Mohon tunggu...
dade samsul rais
dade samsul rais Mohon Tunggu... Konsultan - Mantan jurnalis, sekarang bergerak di bidang konsultan media

Saya tertarik menganalisis sosial politik

Selanjutnya

Tutup

Politik Pilihan

Jokowi, Persepsi Jenderal, dan Islam Politik

9 Mei 2018   13:47 Diperbarui: 9 Mei 2018   15:22 549
+
Laporkan Konten
Laporkan Akun
Kompasiana adalah platform blog. Konten ini menjadi tanggung jawab bloger dan tidak mewakili pandangan redaksi Kompas.

Seorang pengamat politik luar pernah berpendapat, yang paling berpeluang menjadi pemimpin (presiden) di Indonesia adalah jenderal atau konglomerat. Pendapat itu tentu didasarkan pengamatan dan analisis atas realita politik Indonesia pasca tumbangnya rezim Soeharto.

Mungkin pendapat itu tidak sepenuhnya tepat untuk menggambarkan peta kekuasaan selama 20 tahun reformasi. Tapi setidaknya pendapat itu mengandung kebenaran. Jenderal (purn) menjadi sosok yang tak pernah absen dari tiap kontestasi kepemimpinan nasional pasca reformasi. Mereka, ada yang sukses berkuasa, tapi tak sedikit yang gagal dalam kontestasi.

Sedangkan konglomerat, meski tidak langsung menjadi penguasa, tetapi secara tersamar selalu berada dekat kekuasaan. 'Kolaboratif' antara penguasa-pengusaha seperti telah menjadi tradisi kekuasaan Indonesia terutama sejak rezim Soeharto.

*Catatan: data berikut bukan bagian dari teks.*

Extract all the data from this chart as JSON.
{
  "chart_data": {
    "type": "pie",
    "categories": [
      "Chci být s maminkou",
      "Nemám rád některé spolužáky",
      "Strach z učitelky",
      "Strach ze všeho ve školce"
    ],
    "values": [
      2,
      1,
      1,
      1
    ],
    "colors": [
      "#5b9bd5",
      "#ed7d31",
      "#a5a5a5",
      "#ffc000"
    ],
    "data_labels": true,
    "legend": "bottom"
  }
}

Popularitas calon militer pada kontestasi politik nasional, sempat melorot di awal-awal reformasi ketika supremasi sipil mencapai puncaknya. Tapi seiring makin bertambah usia reformasi, kondisinya seperti berbalik. Figur militer kembali memenuhi memori sebagian publik tentang figur seorang pemimpin.

Pilpres tahun depan, sepertinya akan mengulang kontestasi tahun 2014, ketika Joko Widodo (sipil) akan berhadapan dengan Prabowo Subianto (background militer). Bisa juga Jokowi berhadapan dengan Gatot Nurmantyo (juga background militer), atau malah terdapat tiga pasangan yang bertarung yakni Jokowi, Prabowo, dan Gatot Nurmantyo, jika poros tengah yang disebut-sebut akan mengusung Gatot kemudian terbentuk.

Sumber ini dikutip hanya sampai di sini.